Nella stiva, dove erano stipati come merce senza volto, l’acqua è entrata come un giudice inflessibile, senza possibilità di appello. La barca si è capovolta, e il Mediterraneo ha fatto ciò che fa da anni: ha inghiottito speranze, sogni, storie. Alcuni corpi sono tornati a galla nei giorni successivi, altri non sono mai riemersi. Solo il mare sa dove riposano.
La Croce Rossa Internazionale e l’Organizzazione Internazionale per le Migrazioni parlarono fin da subito della più grave tragedia della storia recente nel Mediterraneo centrale.
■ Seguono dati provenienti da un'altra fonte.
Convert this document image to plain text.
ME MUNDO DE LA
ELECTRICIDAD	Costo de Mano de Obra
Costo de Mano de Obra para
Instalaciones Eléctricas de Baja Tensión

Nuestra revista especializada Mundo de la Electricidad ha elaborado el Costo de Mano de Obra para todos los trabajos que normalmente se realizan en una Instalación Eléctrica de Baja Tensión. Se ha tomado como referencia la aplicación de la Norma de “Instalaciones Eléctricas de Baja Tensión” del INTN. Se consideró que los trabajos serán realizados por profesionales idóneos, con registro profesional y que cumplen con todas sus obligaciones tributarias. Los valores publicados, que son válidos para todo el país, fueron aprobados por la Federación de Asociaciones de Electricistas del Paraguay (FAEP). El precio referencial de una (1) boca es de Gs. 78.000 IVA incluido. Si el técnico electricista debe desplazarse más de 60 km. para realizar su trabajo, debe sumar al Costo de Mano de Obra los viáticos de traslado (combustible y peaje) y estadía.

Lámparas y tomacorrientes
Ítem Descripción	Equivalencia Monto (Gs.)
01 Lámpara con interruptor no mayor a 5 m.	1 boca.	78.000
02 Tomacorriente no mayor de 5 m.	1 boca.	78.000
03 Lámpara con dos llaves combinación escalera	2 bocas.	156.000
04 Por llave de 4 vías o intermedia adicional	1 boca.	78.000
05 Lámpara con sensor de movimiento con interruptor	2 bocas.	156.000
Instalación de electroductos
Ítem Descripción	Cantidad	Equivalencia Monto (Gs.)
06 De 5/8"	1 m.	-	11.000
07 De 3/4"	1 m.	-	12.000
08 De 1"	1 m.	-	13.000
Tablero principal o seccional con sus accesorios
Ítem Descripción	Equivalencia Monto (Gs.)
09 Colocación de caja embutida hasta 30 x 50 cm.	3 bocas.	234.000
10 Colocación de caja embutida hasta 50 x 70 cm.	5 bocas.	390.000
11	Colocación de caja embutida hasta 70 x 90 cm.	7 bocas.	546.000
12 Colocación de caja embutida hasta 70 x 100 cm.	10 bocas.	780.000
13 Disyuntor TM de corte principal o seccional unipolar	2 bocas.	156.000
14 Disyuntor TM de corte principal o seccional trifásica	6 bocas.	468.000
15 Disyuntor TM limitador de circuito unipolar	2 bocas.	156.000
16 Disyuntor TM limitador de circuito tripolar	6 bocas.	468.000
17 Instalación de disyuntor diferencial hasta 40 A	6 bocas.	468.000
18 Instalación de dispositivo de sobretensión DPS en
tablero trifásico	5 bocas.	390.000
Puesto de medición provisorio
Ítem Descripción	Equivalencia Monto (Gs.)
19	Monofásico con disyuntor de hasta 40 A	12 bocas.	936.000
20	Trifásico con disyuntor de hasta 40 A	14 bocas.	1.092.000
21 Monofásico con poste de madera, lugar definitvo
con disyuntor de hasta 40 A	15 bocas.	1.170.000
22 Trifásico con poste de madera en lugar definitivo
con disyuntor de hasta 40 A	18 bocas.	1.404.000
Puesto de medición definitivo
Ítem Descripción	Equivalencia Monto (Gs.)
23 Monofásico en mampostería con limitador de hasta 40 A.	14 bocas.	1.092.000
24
Eppure, da allora, tante altre barche sono affondate.
il Presidente della Repubblica Sergio Mattarella oggi è intervenuto per ricordare quella strage: “Dieci anni or sono nel Canale di Sicilia si consumò un’immane tragedia del mare, tra le più terribili che si ricordano nel Mediterraneo. I migranti morti e dispersi raggiunsero numeri spaventosi. Fra le vittime anche decine di bambini.
Erano persone che disperatamente cercavano una vita migliore, fuggendo da guerre, persecuzioni, miseria. Persone finite nelle mani di organizzazioni criminali, che li hanno crudelmente abbandonati nel pericolo.
La Repubblica italiana ricorda quelle tante donne e tanti uomini, molti destinati a restare senza nome.”
A dieci anni di distanza, cosa è cambiato? Forse solo la nostra capacità di indignarci. Forse solo la frequenza con cui ci voltiamo dall’altra parte. Ma chi ha perso un figlio, un fratello, una madre in quel naufragio, non ha mai potuto voltare pagina. Per loro, il tempo si è fermato in quella notte umida e nera.
Oggi, dieci anni dopo, ricordare non è solo un dovere morale. È un atto di giustizia. Perché dietro ogni cifra c’era una vita: una madre che cantava, un bambino che sognava un pallone, un ragazzo che sperava di studiare, un padre disposto a tutto per un futuro migliore per i suoi figli.
La storia li ha traditi. Ma noi possiamo ancora scegliere se tradire anche la loro memoria, oppure custodirla, raccontarla, farla vivere, affinché non siano stati solo un numero nella statistica della vergogna.